Perak Travel Tips is specially created to help people get to know Perak Darul Ridzuan. The name Perak Darul Ridzuan which means "Perak, the Land of Grace". It is one of the major states in Peninsular Malaysia. Perak has a land area of 21,000 sq km, making it the third largest state in Peninsular Malaysia after Pahang and Johor. The state of Perak is located between the main urban centres of Kuala Lumpur and Penang. Its capital, Ipoh, is becoming an increasingly vibrant city. Perak has a population of over 2 million people, making it one of the more densely populated states in the country.
The state of Perak is divided into nine districts. Apart from the state capital Ipoh, major towns include Taiping, Kuala Kangsar, Kampar, Teluk Intan and Lumut. The Sultan of Perak is the constitutional state ruler residing in the royal town of Kuala Kangsar, approximately an hour from Ipoh.
Taiping Lake Gardens (4 January 2006)
For centuries, the state of Perak is synonymous in Malaysia with tin mining. It is believed that the name of the state (Perak means silver, a misnomer for tin) came about because the word for tin appeared later than silver in the Malay language. According to another belief, the name was derived from the name of Tun Perak, the Bendahara (an archaic term for prime minister) of Malacca.
Leaning Tower of Teluk Intan (21 September 2004)
The Sultanate of Perak traces its roots to Sultan Muzaffar Shah, the eldest son of the last Sultan of Malacca. After the Sultanate of Malacca fell to the Portuguese in 1511, the Sultan of Malacca retreated to Johor, where he consolidated his power. His eldest son, however, chose to head north, and became the first Sultan of Perak in 1528. Perak is the only state in Malaysia whose royal house is descended directly from the Sultanate of Malacca.
Cave Temple in Ipoh (19 August 2006)
The state of Perak is named after its namesake river, just like Kelantan and Pahang. The capital was originally in Kuala Kangsar, until the discovery of huge quantity of tin led to the transfer of the capital, first to Taiping, and then finally to Ipoh. This wealth of tin deposit made Perak constantly under threat from foreign forces.
The Achinese from Sumatra raided the state in the 16th century. The town of Teluk Intan was founded by a woman from Mandailing, Sumatra. In 1641, the Dutch attempted to monopolise the tin trade of Perak by building a fort on Pangkor Island, at the mouth of the Perak River, but met with little success. In the 18th century, Perak had to withstand threats from the Bugis from the south and the Thais from the north.
The mosque at Pasir Salak Historical Complex (21 September 2004)

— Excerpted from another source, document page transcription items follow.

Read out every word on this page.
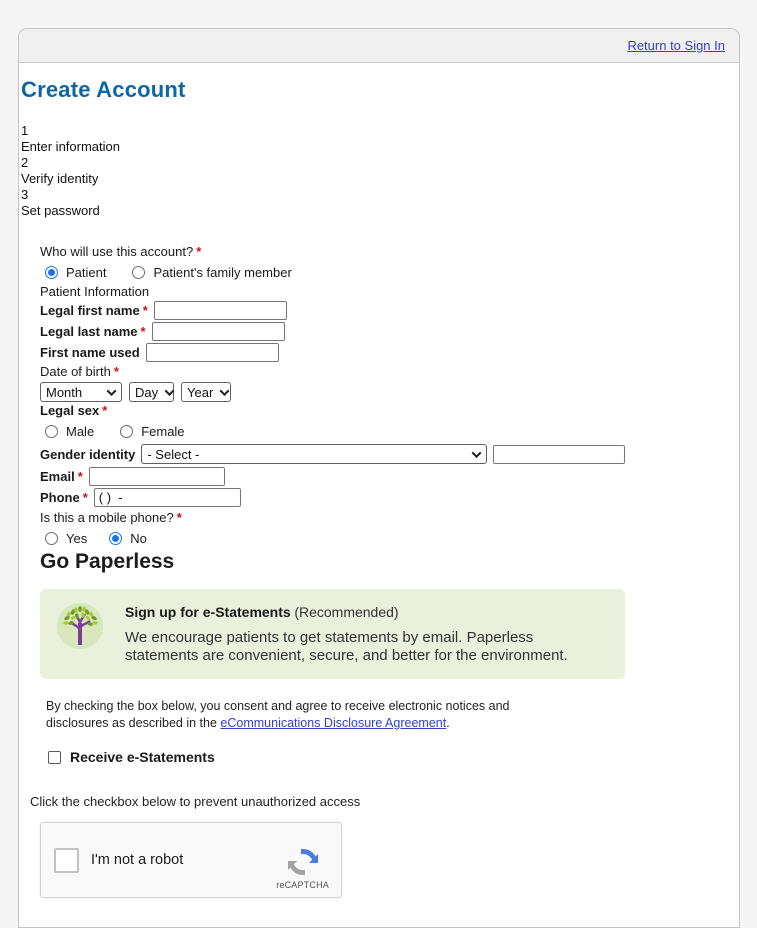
Return to Sign In
Create Account
1
Enter information
2
Verify identity
3
Set password
Who will use this account? *
Patient	Patient's family member
Patient Information
Legal first name *
Legal last name *
First name used
Date of birth *
Month	Day Year
Legal sex *
Male	Female
Gender identity - Select -
Email *
Phone *
( ) -
Is this a mobile phone? *
Yes	No
Go Paperless
Sign up for e-Statements (Recommended)
We encourage patients to get statements by email. Paperless statements are convenient, secure, and better for the environment.
By checking the box below, you consent and agree to receive electronic notices and disclosures as described in the eCommunications Disclosure Agreement.
Receive e-Statements
Click the checkbox below to prevent unauthorized access
I'm not a robot
reCAPTCHA
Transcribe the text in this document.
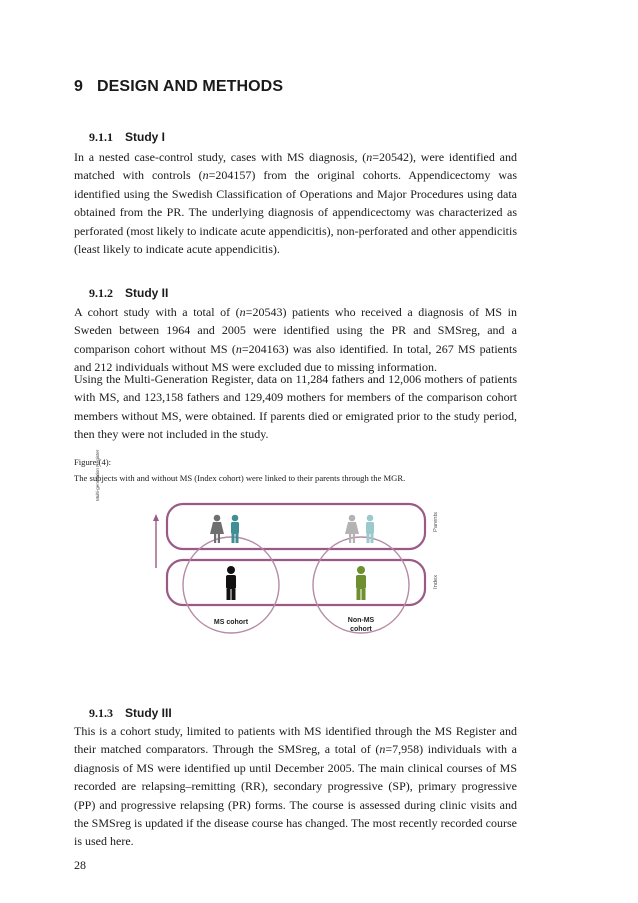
9 DESIGN AND METHODS
9.1.1 Study I

In a nested case-control study, cases with MS diagnosis, (n=20542), were identified and matched with controls (n=204157) from the original cohorts. Appendicectomy was identified using the Swedish Classification of Operations and Major Procedures using data obtained from the PR. The underlying diagnosis of appendicectomy was characterized as perforated (most likely to indicate acute appendicitis), non-perforated and other appendicitis (least likely to indicate acute appendicitis).

9.1.2 Study II

A cohort study with a total of (n=20543) patients who received a diagnosis of MS in Sweden between 1964 and 2005 were identified using the PR and SMSreg, and a comparison cohort without MS (n=204163) was also identified. In total, 267 MS patients and 212 individuals without MS were excluded due to missing information.

Using the Multi-Generation Register, data on 11,284 fathers and 12,006 mothers of patients with MS, and 123,158 fathers and 129,409 mothers for members of the comparison cohort members without MS, were obtained. If parents died or emigrated prior to the study period, then they were not included in the study.

Figure (4):

The subjects with and without MS (Index cohort) were linked to their parents through the MGR.

Multi-generation Register
Parents
Index
MS cohort	Non-MS
cohort
9.1.3 Study III

This is a cohort study, limited to patients with MS identified through the MS Register and their matched comparators. Through the SMSreg, a total of (n=7,958) individuals with a diagnosis of MS were identified up until December 2005. The main clinical courses of MS recorded are relapsing–remitting (RR), secondary progressive (SP), primary progressive (PP) and progressive relapsing (PR) forms. The course is assessed during clinic visits and the SMSreg is updated if the disease course has changed. The most recently recorded course is used here.

28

To work the tin mines, the Malay rulers brought in Chinese miners. This however lead to the destabilisation of the Malays. In the 1870s, succession dispute over the Perak throne and the gang-wars among the Chinese tin miners led to British intervention. They imposed the Pangkor Engagement and took control of the state, installing a British Resident in Perak who is the de facto ruler. However, opposition of the Perak Chiefs to Resident Birch resulted in his assassination at Pasir Salak, and a brief war.